Marits moeder humde wat. Daarna was het stil. Op televisie kwam een reclamespot van een ontwikkelingsorganisatie voorbij. Een stem vertelde iets over hoop. Hoop doet leven.
‘Zonder hoop valt er heus ook wel te leven’, zei Rudy.
‘Inderdaad. Zonder hoop gaat het prima’, zei Marit.
‘Als je iets niet hebt, mis je het ook niet.’
‘Nee, inderdaad.’
‘Sieske’, zei Marits moeder. Ze wees naar Marit en pakte haar hand.
‘Ik vind het heel gezellig vandaag’, zei Rudy monter.
Haar moeder had zo haar best gedaan om iedereen van zich af te stoten en nu was het toch mislukt, want hier zat ze, haar dochter, met een hand in haar hand. Het was er ineens. Marit voelde het. Het was iets met hoop. Haar moeder wreef over haar hand.

Hendrix beschrijft hoe Marits denken verandert in plaats van dat ze haar gedachtewereld aftast of invoelbaar maakt. Daarbij schuurt ze zelf tegen het clichématige aan. Nog een voorbeeld om dat inzichtelijk te maken. Op dag vijf zijn ze voor een onderzoek van moeder in het ziekenhuis. Dan staat er het volgende:

Marit ergerde zich aan zichzelf, dat het haar zoveel deed, dat ze zoveel voelde voor haar moeder ineens, terwijl ze al die jaren zoveel moeite had gedaan om er weinig bij te voelen. Maar het verstand wint het nooit van het hart. Dat is warm en bewegelijk en hecht zich razendsnel.

Het is gaandeweg de roman de moeder met wie je meer en meer meeleeft. Dat is te danken aan de kleine hoofdstukjes tussendoor die vanuit haar lucide staat zijn beschreven. In haar jeugd heeft zich een drama voltrokken met de vijf broers die in de mijn werkten. Als lezer weet je meer dan Marit over haar moeder. Je voelt haar moeders pijn en het trauma dat ze sinds haar jeugd met zich meetorst. Met groeiende compassie bezie je deze dementerende vrouw.

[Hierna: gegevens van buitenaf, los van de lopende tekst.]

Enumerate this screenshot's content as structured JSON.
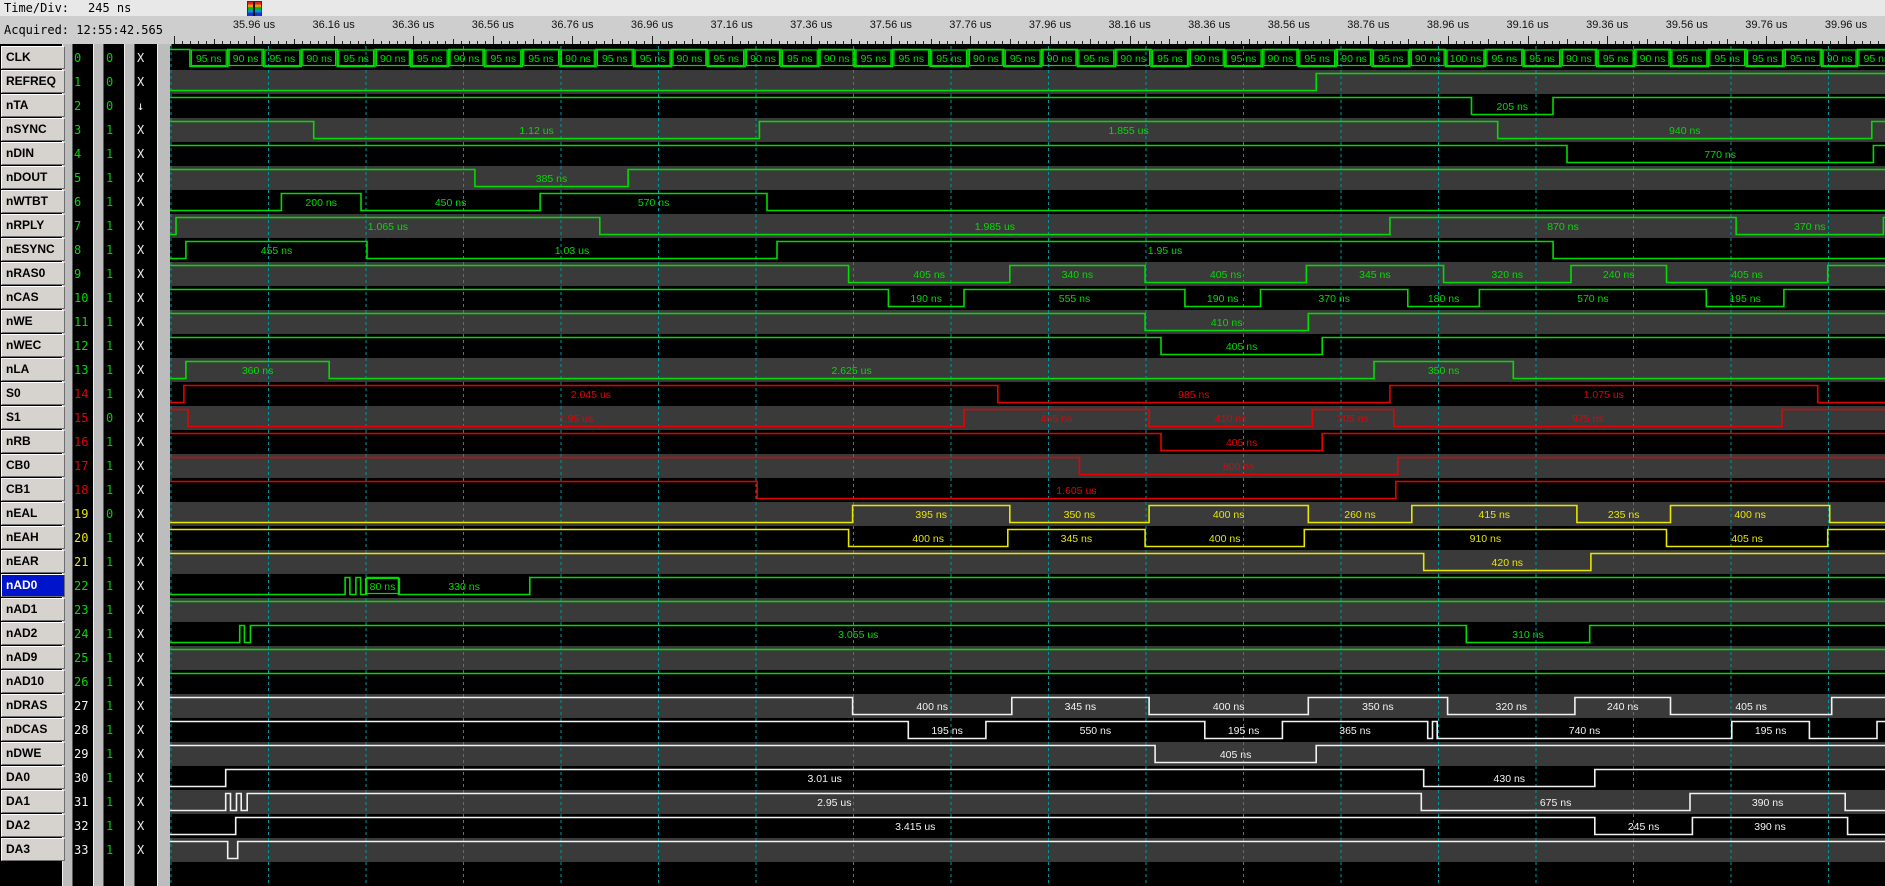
{
  "header": {
    "time_div_label": "Time/Div:",
    "time_div_value": "245 ns",
    "acquired_label": "Acquired:",
    "acquired_value": "12:55:42.565"
  },
  "ruler": {
    "unit_labels": [
      "35.96 us",
      "36.16 us",
      "36.36 us",
      "36.56 us",
      "36.76 us",
      "36.96 us",
      "37.16 us",
      "37.36 us",
      "37.56 us",
      "37.76 us",
      "37.96 us",
      "38.16 us",
      "38.36 us",
      "38.56 us",
      "38.76 us",
      "38.96 us",
      "39.16 us",
      "39.36 us",
      "39.56 us",
      "39.76 us",
      "39.96 us"
    ]
  },
  "colors": {
    "green": "#00dc00",
    "red": "#e80000",
    "yellow": "#e6e600",
    "white": "#f2f2f2",
    "value": "#00d000",
    "trig": "#f0f0f0",
    "grid": "#00979c",
    "row_even_bg": "#000000",
    "row_odd_bg": "#3a3a3a",
    "selected_bg": "#0014cc"
  },
  "selected_signal": "nAD0",
  "signals": [
    {
      "name": "CLK",
      "ch": "0",
      "value": "0",
      "trig": "X",
      "color": "green",
      "clk": {
        "lead_ns": 50,
        "durations": [
          95,
          90,
          95,
          90,
          95,
          90,
          95,
          90,
          95,
          95,
          90,
          95,
          95,
          90,
          95,
          90,
          95,
          90,
          95,
          95,
          95,
          90,
          95,
          90,
          95,
          90,
          95,
          90,
          95,
          90,
          95,
          90,
          95,
          90,
          100,
          95,
          95,
          90,
          95,
          90,
          95,
          95,
          95,
          95,
          90,
          95
        ]
      }
    },
    {
      "name": "REFREQ",
      "ch": "1",
      "value": "0",
      "trig": "X",
      "color": "green",
      "segments": [
        [
          0,
          2880
        ],
        [
          1,
          1430
        ]
      ]
    },
    {
      "name": "nTA",
      "ch": "2",
      "value": "0",
      "trig": "↓",
      "color": "green",
      "segments": [
        [
          1,
          3270
        ],
        [
          0,
          205,
          "205 ns"
        ],
        [
          1,
          835
        ]
      ]
    },
    {
      "name": "nSYNC",
      "ch": "3",
      "value": "1",
      "trig": "X",
      "color": "green",
      "segments": [
        [
          1,
          361
        ],
        [
          0,
          1120,
          "1.12 us"
        ],
        [
          1,
          1855,
          "1.855 us"
        ],
        [
          0,
          940,
          "940 ns"
        ],
        [
          1,
          34
        ]
      ]
    },
    {
      "name": "nDIN",
      "ch": "4",
      "value": "1",
      "trig": "X",
      "color": "green",
      "segments": [
        [
          1,
          3510
        ],
        [
          0,
          770,
          "770 ns"
        ],
        [
          1,
          30
        ]
      ]
    },
    {
      "name": "nDOUT",
      "ch": "5",
      "value": "1",
      "trig": "X",
      "color": "green",
      "segments": [
        [
          1,
          766
        ],
        [
          0,
          385,
          "385 ns"
        ],
        [
          1,
          3159
        ]
      ]
    },
    {
      "name": "nWTBT",
      "ch": "6",
      "value": "1",
      "trig": "X",
      "color": "green",
      "segments": [
        [
          0,
          280
        ],
        [
          1,
          200,
          "200 ns"
        ],
        [
          0,
          450,
          "450 ns"
        ],
        [
          1,
          570,
          "570 ns"
        ],
        [
          0,
          2810
        ]
      ]
    },
    {
      "name": "nRPLY",
      "ch": "7",
      "value": "1",
      "trig": "X",
      "color": "green",
      "segments": [
        [
          0,
          15
        ],
        [
          1,
          1065,
          "1.065 us"
        ],
        [
          0,
          1985,
          "1.985 us"
        ],
        [
          1,
          870,
          "870 ns"
        ],
        [
          0,
          370,
          "370 ns"
        ],
        [
          1,
          5
        ]
      ]
    },
    {
      "name": "nESYNC",
      "ch": "8",
      "value": "1",
      "trig": "X",
      "color": "green",
      "segments": [
        [
          0,
          40
        ],
        [
          1,
          455,
          "455 ns"
        ],
        [
          0,
          1030,
          "1.03 us"
        ],
        [
          1,
          1950,
          "1.95 us"
        ],
        [
          0,
          835
        ]
      ]
    },
    {
      "name": "nRAS0",
      "ch": "9",
      "value": "1",
      "trig": "X",
      "color": "green",
      "segments": [
        [
          1,
          1705
        ],
        [
          0,
          405,
          "405 ns"
        ],
        [
          1,
          340,
          "340 ns"
        ],
        [
          0,
          405,
          "405 ns"
        ],
        [
          1,
          345,
          "345 ns"
        ],
        [
          0,
          320,
          "320 ns"
        ],
        [
          1,
          240,
          "240 ns"
        ],
        [
          0,
          405,
          "405 ns"
        ],
        [
          1,
          145
        ]
      ]
    },
    {
      "name": "nCAS",
      "ch": "10",
      "value": "1",
      "trig": "X",
      "color": "green",
      "segments": [
        [
          1,
          1805
        ],
        [
          0,
          190,
          "190 ns"
        ],
        [
          1,
          555,
          "555 ns"
        ],
        [
          0,
          190,
          "190 ns"
        ],
        [
          1,
          370,
          "370 ns"
        ],
        [
          0,
          180,
          "180 ns"
        ],
        [
          1,
          570,
          "570 ns"
        ],
        [
          0,
          195,
          "195 ns"
        ],
        [
          1,
          255
        ]
      ]
    },
    {
      "name": "nWE",
      "ch": "11",
      "value": "1",
      "trig": "X",
      "color": "green",
      "segments": [
        [
          1,
          2450
        ],
        [
          0,
          410,
          "410 ns"
        ],
        [
          1,
          1450
        ]
      ]
    },
    {
      "name": "nWEC",
      "ch": "12",
      "value": "1",
      "trig": "X",
      "color": "green",
      "segments": [
        [
          1,
          2490
        ],
        [
          0,
          405,
          "405 ns"
        ],
        [
          1,
          1415
        ]
      ]
    },
    {
      "name": "nLA",
      "ch": "13",
      "value": "1",
      "trig": "X",
      "color": "green",
      "segments": [
        [
          0,
          40
        ],
        [
          1,
          360,
          "360 ns"
        ],
        [
          0,
          2625,
          "2.625 us"
        ],
        [
          1,
          350,
          "350 ns"
        ],
        [
          0,
          935
        ]
      ]
    },
    {
      "name": "S0",
      "ch": "14",
      "value": "1",
      "trig": "X",
      "color": "red",
      "segments": [
        [
          0,
          35
        ],
        [
          1,
          2045,
          "2.045 us"
        ],
        [
          0,
          985,
          "985 ns"
        ],
        [
          1,
          1075,
          "1.075 us"
        ],
        [
          0,
          170
        ]
      ]
    },
    {
      "name": "S1",
      "ch": "15",
      "value": "0",
      "trig": "X",
      "color": "red",
      "segments": [
        [
          1,
          45
        ],
        [
          0,
          1950,
          "1.95 us"
        ],
        [
          1,
          465,
          "465 ns"
        ],
        [
          0,
          410,
          "410 ns"
        ],
        [
          1,
          205,
          "205 ns"
        ],
        [
          0,
          975,
          "975 ns"
        ],
        [
          1,
          260
        ]
      ]
    },
    {
      "name": "nRB",
      "ch": "16",
      "value": "1",
      "trig": "X",
      "color": "red",
      "segments": [
        [
          1,
          2490
        ],
        [
          0,
          405,
          "405 ns"
        ],
        [
          1,
          1415
        ]
      ]
    },
    {
      "name": "CB0",
      "ch": "17",
      "value": "1",
      "trig": "X",
      "color": "red",
      "segments": [
        [
          1,
          2285
        ],
        [
          0,
          800,
          "800 ns"
        ],
        [
          1,
          1225
        ]
      ]
    },
    {
      "name": "CB1",
      "ch": "18",
      "value": "1",
      "trig": "X",
      "color": "red",
      "segments": [
        [
          1,
          1475
        ],
        [
          0,
          1605,
          "1.605 us"
        ],
        [
          1,
          1230
        ]
      ]
    },
    {
      "name": "nEAL",
      "ch": "19",
      "value": "0",
      "trig": "X",
      "color": "yellow",
      "segments": [
        [
          0,
          1715
        ],
        [
          1,
          395,
          "395 ns"
        ],
        [
          0,
          350,
          "350 ns"
        ],
        [
          1,
          400,
          "400 ns"
        ],
        [
          0,
          260,
          "260 ns"
        ],
        [
          1,
          415,
          "415 ns"
        ],
        [
          0,
          235,
          "235 ns"
        ],
        [
          1,
          400,
          "400 ns"
        ],
        [
          0,
          140
        ]
      ]
    },
    {
      "name": "nEAH",
      "ch": "20",
      "value": "1",
      "trig": "X",
      "color": "yellow",
      "segments": [
        [
          1,
          1705
        ],
        [
          0,
          400,
          "400 ns"
        ],
        [
          1,
          345,
          "345 ns"
        ],
        [
          0,
          400,
          "400 ns"
        ],
        [
          1,
          910,
          "910 ns"
        ],
        [
          0,
          405,
          "405 ns"
        ],
        [
          1,
          145
        ]
      ]
    },
    {
      "name": "nEAR",
      "ch": "21",
      "value": "1",
      "trig": "X",
      "color": "yellow",
      "segments": [
        [
          1,
          3150
        ],
        [
          0,
          420,
          "420 ns"
        ],
        [
          1,
          740
        ]
      ]
    },
    {
      "name": "nAD0",
      "ch": "22",
      "value": "1",
      "trig": "X",
      "color": "green",
      "segments": [
        [
          0,
          440
        ],
        [
          1,
          12
        ],
        [
          0,
          15
        ],
        [
          1,
          12
        ],
        [
          0,
          15
        ],
        [
          1,
          80,
          "80 ns",
          true
        ],
        [
          0,
          330,
          "330 ns"
        ],
        [
          1,
          3406
        ]
      ]
    },
    {
      "name": "nAD1",
      "ch": "23",
      "value": "1",
      "trig": "X",
      "color": "green",
      "segments": [
        [
          1,
          4310
        ]
      ]
    },
    {
      "name": "nAD2",
      "ch": "24",
      "value": "1",
      "trig": "X",
      "color": "green",
      "segments": [
        [
          0,
          175
        ],
        [
          1,
          12
        ],
        [
          0,
          15
        ],
        [
          1,
          3055,
          "3.055 us"
        ],
        [
          0,
          310,
          "310 ns"
        ],
        [
          1,
          743
        ]
      ]
    },
    {
      "name": "nAD9",
      "ch": "25",
      "value": "1",
      "trig": "X",
      "color": "green",
      "segments": [
        [
          1,
          4310
        ]
      ]
    },
    {
      "name": "nAD10",
      "ch": "26",
      "value": "1",
      "trig": "X",
      "color": "green",
      "segments": [
        [
          1,
          4310
        ]
      ]
    },
    {
      "name": "nDRAS",
      "ch": "27",
      "value": "1",
      "trig": "X",
      "color": "white",
      "segments": [
        [
          1,
          1715
        ],
        [
          0,
          400,
          "400 ns"
        ],
        [
          1,
          345,
          "345 ns"
        ],
        [
          0,
          400,
          "400 ns"
        ],
        [
          1,
          350,
          "350 ns"
        ],
        [
          0,
          320,
          "320 ns"
        ],
        [
          1,
          240,
          "240 ns"
        ],
        [
          0,
          405,
          "405 ns"
        ],
        [
          1,
          135
        ]
      ]
    },
    {
      "name": "nDCAS",
      "ch": "28",
      "value": "1",
      "trig": "X",
      "color": "white",
      "segments": [
        [
          1,
          1855
        ],
        [
          0,
          195,
          "195 ns"
        ],
        [
          1,
          550,
          "550 ns"
        ],
        [
          0,
          195,
          "195 ns"
        ],
        [
          1,
          365,
          "365 ns"
        ],
        [
          0,
          12
        ],
        [
          1,
          12
        ],
        [
          0,
          740,
          "740 ns"
        ],
        [
          1,
          195,
          "195 ns"
        ],
        [
          0,
          170
        ],
        [
          1,
          21
        ]
      ]
    },
    {
      "name": "nDWE",
      "ch": "29",
      "value": "1",
      "trig": "X",
      "color": "white",
      "segments": [
        [
          1,
          2475
        ],
        [
          0,
          405,
          "405 ns"
        ],
        [
          1,
          1430
        ]
      ]
    },
    {
      "name": "DA0",
      "ch": "30",
      "value": "1",
      "trig": "X",
      "color": "white",
      "segments": [
        [
          0,
          140
        ],
        [
          1,
          3010,
          "3.01 us"
        ],
        [
          0,
          430,
          "430 ns"
        ],
        [
          1,
          730
        ]
      ]
    },
    {
      "name": "DA1",
      "ch": "31",
      "value": "1",
      "trig": "X",
      "color": "white",
      "segments": [
        [
          0,
          140
        ],
        [
          1,
          12
        ],
        [
          0,
          15
        ],
        [
          1,
          12
        ],
        [
          0,
          15
        ],
        [
          1,
          2950,
          "2.95 us"
        ],
        [
          0,
          675,
          "675 ns"
        ],
        [
          1,
          390,
          "390 ns"
        ],
        [
          0,
          101
        ]
      ]
    },
    {
      "name": "DA2",
      "ch": "32",
      "value": "1",
      "trig": "X",
      "color": "white",
      "segments": [
        [
          0,
          165
        ],
        [
          1,
          3415,
          "3.415 us"
        ],
        [
          0,
          245,
          "245 ns"
        ],
        [
          1,
          390,
          "390 ns"
        ],
        [
          0,
          95
        ]
      ]
    },
    {
      "name": "DA3",
      "ch": "33",
      "value": "1",
      "trig": "X",
      "color": "white",
      "segments": [
        [
          1,
          145
        ],
        [
          0,
          25
        ],
        [
          1,
          4140
        ]
      ]
    }
  ]
}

Maar het beste van deze roman zijn de treffende passages van de carnavalsfeesten die Marit met haar moeder en enkele anderen uit het dorp bezoekt. In die scènes krijgt Marit kleur, omdat ze observeert en niet meedeelt. Hendrix weet het louterende, saamhorige gevoel van die dagen beeldend op te roepen, onder andere met Venlose teksten van typisch Limburgse carnavalsliedjes. Dat zijn (anders dan de meeste mensen van boven de rivieren denken) geen platte, al te jolige liedjes over drank en seks. Het zijn weemoedige levensliederen:

Zing mich nog ens dat leedje, die moëi melodie.
Eimaol nog same danse, d’n allerletste kiër.
Einmaol nog same sjanse, straks geit ’t neet miër.

Ook wie nooit (écht) carnaval heeft gevierd, gaat dankzij Hendrix’ beschrijvingen stante pede verlangen naar dat soort dagen waarin je enigszins beneveld de essentie van het leven kunt bespreken met volslagen vreemden.

Miriam Piters

Hanneke Hendrix – Aswoensdag. De Geus, Amsterdam, 286 blz. € 20,99.